Warum der EU AI Act ab August 2026 die AI-Literacy-Pflicht zum Chefthema macht

5 Min. Lesezeit
820 Wörter
Vor 3 Tagen
EU AI act

Der EU AI Act ist die weltweit erste umfassende gesetzliche Regelung für künstliche Intelligenz. Sie trat am 1. August 2024 in Kraft und wird schrittweise wirksam. Während die Verbote für inakzeptable KI-Praktiken bereits seit Februar 2025 gelten, rückt der 2. August 2026 als nächster großer Meilenstein näher: Ab diesem Datum greifen zentrale Verpflichtungen für Hochrisiko-KI-Systeme. Für Führungskräfte in Deutschland bedeutet das, dass AI-Literacy nicht länger eine freiwillige Kompetenz, sondern eine strategische Verpflichtung ist.

Was der EU AI Act konkret regelt

Der AI Act verfolgt einen risikobasierten Ansatz. Er teilt KI-Anwendungen nach ihrem potenziellen Schaden für Menschen und Gesellschaft in verschiedene Stufen ein. Diese Einteilung entscheidet darüber, welche Pflichten Anbieter und Betreiber erfüllen müssen. Je höher das Risiko, desto strenger die Anforderungen an Transparenz, Dokumentation und menschliche Aufsicht.

Die vier Risikoklassen bilden das Fundament der gesamten Verordnung. Entscheidend ist, dass ein und dasselbe technische System je nach Einsatzzweck unterschiedlich eingestuft werden kann. Ein Sprachmodell, das im Kundenservice Standardfragen beantwortet, fällt in eine andere Kategorie als dasselbe Modell, wenn es Bewerbungen vorsortiert.

Risikoklasse

Beispiele

Rechtsfolge

Inakzeptables Risiko

Social Scoring, manipulative Systeme

Verboten seit Februar 2025

Hohes Risiko

KI in Personalauswahl, Kreditvergabe, Medizin

Strenge Auflagen ab August 2026

Begrenztes Risiko

Chatbots, Deepfakes

Transparenzpflichten

Minimales Risiko

Spamfilter, KI in Videospielen

Keine besonderen Pflichten

Die AI-Literacy-Pflicht nach Artikel 4

Ein oft unterschätzter Baustein der Verordnung ist Artikel 4. Er verpflichtet Anbieter und Betreiber von KI-Systemen dazu, für ein ausreichendes Maß an KI-Kompetenz bei ihrem Personal zu sorgen. Diese Pflicht gilt bereits seit dem 2. Februar 2025 und betrifft sämtliche Mitarbeitenden, die mit KI-Systemen arbeiten oder deren Betrieb verantworten.
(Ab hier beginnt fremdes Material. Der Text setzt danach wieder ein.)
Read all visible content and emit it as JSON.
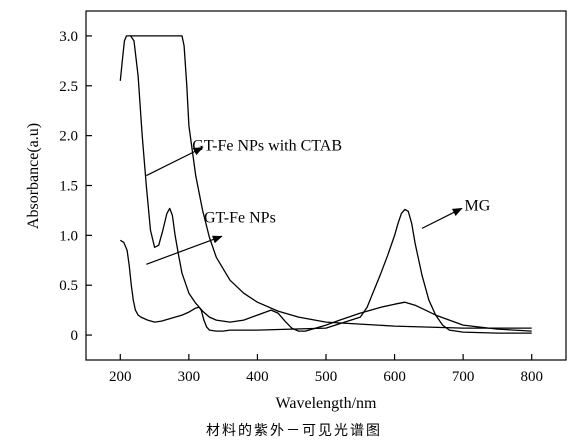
{
  "chart_data": {
    "type": "line",
    "xlabel": "Wavelength/nm",
    "ylabel": "Absorbance(a.u)",
    "xlim": [
      150,
      850
    ],
    "ylim": [
      -0.25,
      3.25
    ],
    "xticks": [
      200,
      300,
      400,
      500,
      600,
      700,
      800
    ],
    "yticks": [
      0,
      0.5,
      1.0,
      1.5,
      2.0,
      2.5,
      3.0
    ],
    "xtick_labels": [
      "200",
      "300",
      "400",
      "500",
      "600",
      "700",
      "800"
    ],
    "ytick_labels": [
      "0",
      "0.5",
      "1.0",
      "1.5",
      "2.0",
      "2.5",
      "3.0"
    ],
    "grid": false,
    "series": [
      {
        "name": "GT-Fe NPs with CTAB",
        "label_point": [
          230,
          1.6
        ],
        "x": [
          200,
          203,
          206,
          209,
          212,
          216,
          222,
          230,
          240,
          250,
          260,
          270,
          280,
          290,
          293,
          297,
          300,
          310,
          320,
          330,
          340,
          360,
          380,
          400,
          430,
          460,
          500,
          550,
          600,
          650,
          700,
          750,
          800
        ],
        "y": [
          2.55,
          2.75,
          2.95,
          3.0,
          3.0,
          3.0,
          3.0,
          3.0,
          3.0,
          3.0,
          3.0,
          3.0,
          3.0,
          3.0,
          2.9,
          2.5,
          2.1,
          1.6,
          1.25,
          0.98,
          0.78,
          0.55,
          0.42,
          0.33,
          0.24,
          0.18,
          0.13,
          0.11,
          0.09,
          0.08,
          0.07,
          0.07,
          0.07
        ]
      },
      {
        "name": "GT-Fe NPs",
        "label_point": [
          340,
          0.98
        ],
        "x": [
          215,
          220,
          226,
          232,
          238,
          244,
          250,
          256,
          262,
          268,
          272,
          276,
          280,
          285,
          290,
          300,
          310,
          320,
          330,
          340,
          360,
          380,
          400,
          420,
          430,
          440,
          450,
          460,
          470,
          480,
          500,
          520,
          550,
          580,
          600,
          615,
          630,
          660,
          700,
          750,
          800
        ],
        "y": [
          3.0,
          2.95,
          2.6,
          2.0,
          1.5,
          1.05,
          0.88,
          0.9,
          1.05,
          1.22,
          1.27,
          1.2,
          1.0,
          0.8,
          0.62,
          0.42,
          0.32,
          0.24,
          0.18,
          0.15,
          0.13,
          0.15,
          0.2,
          0.25,
          0.22,
          0.14,
          0.07,
          0.04,
          0.04,
          0.06,
          0.1,
          0.15,
          0.22,
          0.28,
          0.31,
          0.33,
          0.3,
          0.2,
          0.1,
          0.06,
          0.04
        ]
      },
      {
        "name": "MG",
        "label_point": [
          645,
          1.22
        ],
        "x": [
          200,
          205,
          210,
          213,
          216,
          219,
          222,
          226,
          230,
          240,
          250,
          260,
          270,
          280,
          290,
          300,
          305,
          310,
          315,
          318,
          322,
          326,
          330,
          340,
          350,
          360,
          380,
          400,
          450,
          500,
          550,
          560,
          570,
          580,
          590,
          600,
          605,
          610,
          615,
          620,
          625,
          630,
          640,
          650,
          660,
          670,
          680,
          700,
          750,
          800
        ],
        "y": [
          0.95,
          0.93,
          0.85,
          0.7,
          0.5,
          0.35,
          0.25,
          0.2,
          0.18,
          0.15,
          0.13,
          0.14,
          0.16,
          0.18,
          0.2,
          0.23,
          0.25,
          0.27,
          0.28,
          0.25,
          0.15,
          0.08,
          0.05,
          0.04,
          0.04,
          0.05,
          0.05,
          0.05,
          0.06,
          0.07,
          0.18,
          0.28,
          0.45,
          0.62,
          0.8,
          1.0,
          1.12,
          1.22,
          1.26,
          1.24,
          1.12,
          0.92,
          0.6,
          0.35,
          0.2,
          0.1,
          0.05,
          0.03,
          0.02,
          0.02
        ]
      }
    ],
    "annotations": [
      {
        "text": "GT-Fe NPs with CTAB",
        "text_at": [
          305,
          1.85
        ],
        "arrow_from": [
          238,
          1.6
        ],
        "arrow_to": [
          320,
          1.88
        ]
      },
      {
        "text": "GT-Fe NPs",
        "text_at": [
          322,
          1.13
        ],
        "arrow_from": [
          238,
          0.71
        ],
        "arrow_to": [
          348,
          0.99
        ]
      },
      {
        "text": "MG",
        "text_at": [
          702,
          1.25
        ],
        "arrow_from": [
          640,
          1.07
        ],
        "arrow_to": [
          698,
          1.27
        ]
      }
    ]
  },
  "caption": "材料的紫外－可见光谱图"
}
Es geht dabei nicht nur um technisches Wissen, sondern auch um das Verständnis von Chancen, Risiken und rechtlichen Rahmenbedingungen.

AI-Literacy umfasst mehrere Dimensionen, die Unternehmen bei der Schulung ihres Personals berücksichtigen sollten:

●      Grundlegendes technisches Verständnis von Funktionsweise und Grenzen der Systeme

●      Bewusstsein für Datenschutz, Bias und Fehleranfälligkeit von KI-Ausgaben

●      Kenntnis der rechtlichen Verpflichtungen aus dem AI Act

●      Fähigkeit, KI-generierte Ergebnisse kritisch einzuordnen und zu überprüfen

Das erforderliche Kompetenzniveau ist dabei nicht für alle gleich. Eine Sachbearbeiterin, die ein KI-Tool zur Textzusammenfassung nutzt, braucht ein anderes Wissen als ein Data Scientist, der Modelle trainiert. Sinnvoll sind deshalb rollenspezifische Schulungen, die Grundlagen für alle und vertiefte Inhalte für Spezialisten kombinieren. Wichtig ist außerdem die Dokumentation: Nur wer nachweisen kann, welche Schulungen wann stattgefunden haben, kann die Erfüllung von Artikel 4 gegenüber Behörden belegen.

Warum August 2026 der entscheidende Termin ist

Ab dem 2. August 2026 werden die Vorschriften für Hochrisiko-KI-Systeme nach Anhang III vollständig anwendbar. Dazu zählen Anwendungen in Bereichen wie Personalmanagement, Bildung, Strafverfolgung und kritischer Infrastruktur. Betreiber solcher Systeme müssen dann menschliche Aufsicht sicherstellen, was ohne geschultes Personal praktisch unmöglich ist. Damit verzahnt sich die AI-Literacy-Pflicht direkt mit den neuen Compliance-Anforderungen und wird zu einer Voraussetzung für den rechtskonformen Betrieb.

Führungskräfte stehen deshalb unter Zugzwang. Wer eine Hochrisiko-KI ohne kompetentes Personal einsetzt, riskiert nicht nur Bußgelder, sondern auch Haftungsfragen und Reputationsschäden. Die Verantwortung lässt sich nicht an die IT-Abteilung delegieren, weil die Vorgaben Governance, Prozesse und Unternehmenskultur betreffen. Selbst Branchen, die KI nur am Rand einsetzen, sind indirekt betroffen. So nutzen etwa digitale Anbieter wie Yep Casino automatisierte Systeme, deren Regulierung ebenfalls in den Fokus rückt.

Der Termin ist auch deshalb kritisch, weil Aufbau und Nachweis von Kompetenz Zeit brauchen. Ein tragfähiges Schulungsprogramm entsteht nicht über Nacht, und die Umstellung auf dokumentierte menschliche Aufsicht erfordert oft mehrere Monate Vorlauf.

Welche Sanktionen bei Verstößen drohen

Der AI Act sieht empfindliche Strafen vor, die sich an der DSGVO orientieren und teilweise sogar darüber hinausgehen. Die Höhe der Bußgelder richtet sich nach Art und Schwere des Verstoßes sowie nach der Unternehmensgröße.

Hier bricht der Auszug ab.